Sambas sem enredo – Análise do Instituto Teotonio Vilela
Carnaval é, por excelência, lugar da sátira. Em certos momentos, o tom mais ácido se aviva e ganha ares de protesto. Vindas daquela que é tida como “mais autêntica” manifestação popular, as críticas acabam sendo saudadas como se fossem a apoteose da verdade. Nem sempre se justifica, contudo, e não estão imunes a serem utilizadas pelos interesses dos que mais mal fizeram aos brasileiros.
Escolas de samba poderosas e blocos de rua de todo quilate espalhados pelos quatro cantos do país deram a seus gritos de guerra, nos últimos dias de folia, ares de brados “contra tudo o que está aí”. A crítica a anos de disfuncionalidades que culminaram na maior recessão da história é válida, mas, quando deixa de nominar os bois certos, não só não se presta a transformar a realidade como fica sujeita a ser usada como arma político-partidária, cujo intuito é disseminar ódio e dividir o país.
Em alguns dos sambas-enredo mais celebrados deste ano, a corrupção foi tratada como geleia geral: lambuza a todos indistintamente. Será verdade? Aqueles que protagonizaram os maiores escândalos da nossa história, flagrados e tirados do poder, devem ter adorado: o samba, esse nosso orgulho cultural, igualou a todos na lama, o refrão que eles mais gostam de cantar.
É curioso, para dizer o mínimo, que o ápice da roubalheira flagrada nos anos recentes não tenha obtido das passarelas a mesma atenção que outros malfeitos mereceram neste ano. Não se tem notícia de enredo, samba ou marchinha de sucesso tratando do mensalão, do petrolão, dos tríplex à beira-mar, dos sítios com pedalinhos, das falcatruas com o orçamento federal, da quebradeira que se abateu sobre as contas públicas.

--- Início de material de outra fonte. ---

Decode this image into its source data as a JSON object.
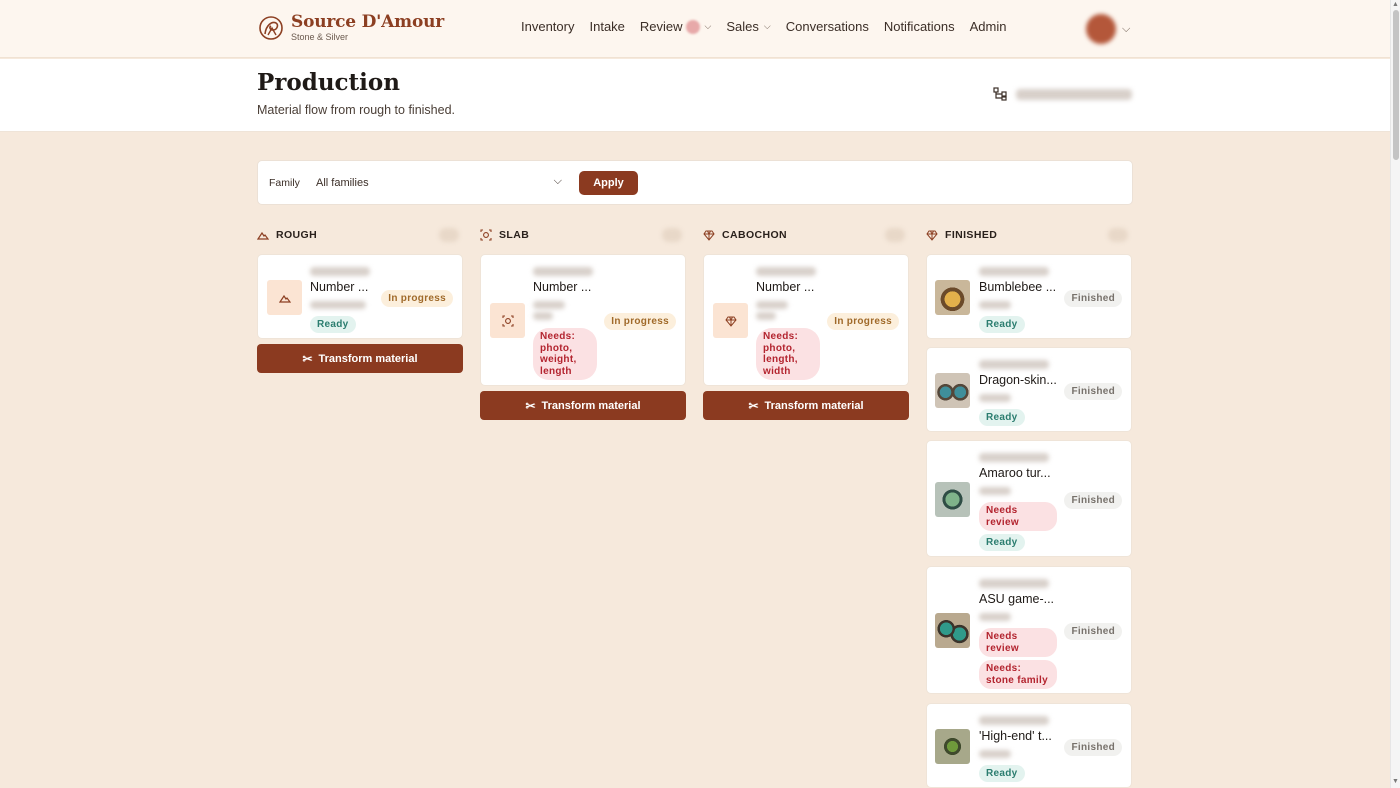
{
  "brand": {
    "name": "Source D'Amour",
    "tagline": "Stone & Silver"
  },
  "nav": {
    "items": [
      {
        "label": "Inventory"
      },
      {
        "label": "Intake"
      },
      {
        "label": "Review"
      },
      {
        "label": "Sales"
      },
      {
        "label": "Conversations"
      },
      {
        "label": "Notifications"
      },
      {
        "label": "Admin"
      }
    ]
  },
  "page": {
    "title": "Production",
    "subtitle": "Material flow from rough to finished."
  },
  "filter": {
    "label": "Family",
    "selected": "All families",
    "apply_label": "Apply"
  },
  "columns": [
    {
      "title": "ROUGH",
      "icon": "mountain-icon",
      "cards": [
        {
          "title": "Number ...",
          "status": "In progress",
          "pills": [
            "Ready"
          ]
        }
      ],
      "action": "Transform material"
    },
    {
      "title": "SLAB",
      "icon": "slab-icon",
      "cards": [
        {
          "title": "Number ...",
          "status": "In progress",
          "pills": [
            "Needs: photo, weight, length"
          ]
        }
      ],
      "action": "Transform material"
    },
    {
      "title": "CABOCHON",
      "icon": "gem-icon",
      "cards": [
        {
          "title": "Number ...",
          "status": "In progress",
          "pills": [
            "Needs: photo, length, width"
          ]
        }
      ],
      "action": "Transform material"
    },
    {
      "title": "FINISHED",
      "icon": "gem-icon",
      "cards": [
        {
          "title": "Bumblebee ...",
          "status": "Finished",
          "pills": [
            "Ready"
          ]
        },
        {
          "title": "Dragon-skin...",
          "status": "Finished",
          "pills": [
            "Ready"
          ]
        },
        {
          "title": "Amaroo tur...",
          "status": "Finished",
          "pills": [
            "Needs review",
            "Ready"
          ]
        },
        {
          "title": "ASU game-...",
          "status": "Finished",
          "pills": [
            "Needs review",
            "Needs: stone family"
          ]
        },
        {
          "title": "'High-end' t...",
          "status": "Finished",
          "pills": [
            "Ready"
          ]
        }
      ]
    }
  ],
  "colors": {
    "accent": "#8b3a20",
    "background": "#f6e9dc",
    "ready": "#2b7d6f",
    "needs": "#b3242f",
    "in_progress": "#a06a2a"
  }
}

Quando foi mais incisiva e pessoal, a reprovação de escolas de samba organizadas em alas de rigor cronometrado mirou alvos errados. Mistificou, ao invés de esclarecer. As reformas necessárias foram igualadas a mazelas seculares, protestos legítimos foram caricaturados, heranças cartoriais foram retratadas como salvaguarda do povo. A lambança tornou-se generalizada. Carnaval assim não é ótimo para quem não quer mudar nada?
Os brasileiros devem, precisam manter o espírito crítico, a inquietude, a capacidade de se indignar. Mas ela não pode ser meramente genérica, sorrateiramente indiscriminada, oportunamente indecifrável. O mau estado do país tem responsáveis com nome e sobrenome, mas estes ficaram fora do enredo dos sambas que se ouviu pelo país nos últimos dias de folia.